Surgical patients had better outcomes than medical ones, and this finding is in accordance with previous studies [2, 5]. Although we have not evaluated patients admitted for routine scheduled postoperative monitoring, roughly one-half of our patients underwent surgeries for tumor resection within the 6 months before ICU admission. We may speculate patients considered for elective surgery had fewer severe comorbidities, and therefore a selection bias regarding this aspect cannot be ruled out.

This study had a few other limitations. Some of the items of the ACE-27 refer to severe acute decompensations and may impose limitations to their interpretation in a population of critically ill cancer patients. For example, grade 3 for renal system refers to acute renal failure requiring acute dialysis or in the context of multiple organ failure. We did not evaluate the impact of comorbidities in patients’ health-related quality-of-life.
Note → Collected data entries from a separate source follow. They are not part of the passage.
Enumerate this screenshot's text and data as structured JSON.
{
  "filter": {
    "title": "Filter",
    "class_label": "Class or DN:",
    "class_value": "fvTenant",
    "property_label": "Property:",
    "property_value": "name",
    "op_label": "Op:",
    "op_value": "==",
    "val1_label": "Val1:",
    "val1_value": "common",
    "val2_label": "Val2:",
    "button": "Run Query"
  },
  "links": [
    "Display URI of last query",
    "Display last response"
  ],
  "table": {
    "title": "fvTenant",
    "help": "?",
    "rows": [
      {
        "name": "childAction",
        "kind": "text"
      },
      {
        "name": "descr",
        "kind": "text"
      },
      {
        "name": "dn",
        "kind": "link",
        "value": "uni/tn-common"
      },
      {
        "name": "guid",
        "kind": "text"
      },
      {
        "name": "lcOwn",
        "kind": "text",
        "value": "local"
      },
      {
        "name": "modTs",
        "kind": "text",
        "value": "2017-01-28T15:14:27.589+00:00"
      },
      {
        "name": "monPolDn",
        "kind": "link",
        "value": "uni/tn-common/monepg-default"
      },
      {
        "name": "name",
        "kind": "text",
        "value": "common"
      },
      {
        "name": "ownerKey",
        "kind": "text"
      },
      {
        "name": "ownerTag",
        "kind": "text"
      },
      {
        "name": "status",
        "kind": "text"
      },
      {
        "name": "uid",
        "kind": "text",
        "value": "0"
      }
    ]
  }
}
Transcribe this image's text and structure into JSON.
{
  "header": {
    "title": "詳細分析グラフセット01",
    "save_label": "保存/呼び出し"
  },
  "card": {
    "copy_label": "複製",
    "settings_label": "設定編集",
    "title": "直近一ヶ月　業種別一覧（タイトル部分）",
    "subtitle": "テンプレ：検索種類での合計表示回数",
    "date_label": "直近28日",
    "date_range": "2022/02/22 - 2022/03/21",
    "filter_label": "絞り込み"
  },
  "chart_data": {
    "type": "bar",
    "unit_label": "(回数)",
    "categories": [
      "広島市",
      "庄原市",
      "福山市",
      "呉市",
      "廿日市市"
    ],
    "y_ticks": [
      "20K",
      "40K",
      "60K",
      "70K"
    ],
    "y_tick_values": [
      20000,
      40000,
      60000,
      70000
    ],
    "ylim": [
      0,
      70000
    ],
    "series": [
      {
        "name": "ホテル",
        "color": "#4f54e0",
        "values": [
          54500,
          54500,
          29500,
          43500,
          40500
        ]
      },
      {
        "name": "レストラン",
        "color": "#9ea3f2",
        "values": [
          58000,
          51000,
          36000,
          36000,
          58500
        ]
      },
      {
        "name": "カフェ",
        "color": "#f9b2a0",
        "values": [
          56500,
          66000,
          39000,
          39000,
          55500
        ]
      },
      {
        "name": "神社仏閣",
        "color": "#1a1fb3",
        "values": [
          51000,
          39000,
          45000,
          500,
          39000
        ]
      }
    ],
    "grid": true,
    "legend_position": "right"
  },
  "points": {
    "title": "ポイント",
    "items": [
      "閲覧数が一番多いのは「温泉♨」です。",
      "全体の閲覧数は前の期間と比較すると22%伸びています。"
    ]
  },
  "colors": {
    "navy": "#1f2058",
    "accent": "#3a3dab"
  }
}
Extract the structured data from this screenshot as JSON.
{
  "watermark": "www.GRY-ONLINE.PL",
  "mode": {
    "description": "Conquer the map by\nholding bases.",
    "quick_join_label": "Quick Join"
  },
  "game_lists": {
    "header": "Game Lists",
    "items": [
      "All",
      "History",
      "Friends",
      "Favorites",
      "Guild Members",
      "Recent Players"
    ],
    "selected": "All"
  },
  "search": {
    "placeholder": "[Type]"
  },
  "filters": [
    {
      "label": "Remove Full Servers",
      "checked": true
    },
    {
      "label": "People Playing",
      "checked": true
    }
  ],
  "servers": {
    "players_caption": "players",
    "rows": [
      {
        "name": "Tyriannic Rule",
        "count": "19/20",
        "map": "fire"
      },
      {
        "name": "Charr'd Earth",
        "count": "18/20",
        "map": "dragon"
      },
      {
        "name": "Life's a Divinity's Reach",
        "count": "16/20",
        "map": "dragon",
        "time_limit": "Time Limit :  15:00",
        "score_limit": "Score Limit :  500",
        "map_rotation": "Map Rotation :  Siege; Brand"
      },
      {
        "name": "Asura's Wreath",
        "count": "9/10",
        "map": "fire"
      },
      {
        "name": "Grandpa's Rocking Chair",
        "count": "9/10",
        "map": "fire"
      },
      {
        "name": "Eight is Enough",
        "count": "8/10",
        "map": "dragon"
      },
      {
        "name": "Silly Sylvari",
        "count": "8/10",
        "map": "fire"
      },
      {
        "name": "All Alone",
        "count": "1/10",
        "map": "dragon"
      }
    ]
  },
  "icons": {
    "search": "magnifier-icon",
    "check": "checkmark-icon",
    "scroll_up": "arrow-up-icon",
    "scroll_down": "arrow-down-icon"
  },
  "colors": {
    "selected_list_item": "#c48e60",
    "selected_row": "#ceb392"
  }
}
The severity of preadmission comorbidities is correlated with poor health-related quality-of-life [36]. Since this was a single-center study, we cannot exclude possible selection biases concerning differences in standards of care such as do-not-resuscitate orders and admission/discharge ICU policies. In addition, we did not evaluate bone marrow transplant patients because they are treated at a separate unit with different standards of care.

In conclusion, the ACE-27 seems to be a useful instrument to measure comorbidity for critically ill cancer patients. Our findings indicate that coexistence of severe comorbid ailments must be taken into account in clinical trials and counseling of patients or their families. This is particularly important for the elderly patient, given the higher prevalence of comorbidities. However, it should be reemphasized that any characteristic must not be used as unique parameter when considering the benefits of intensive care.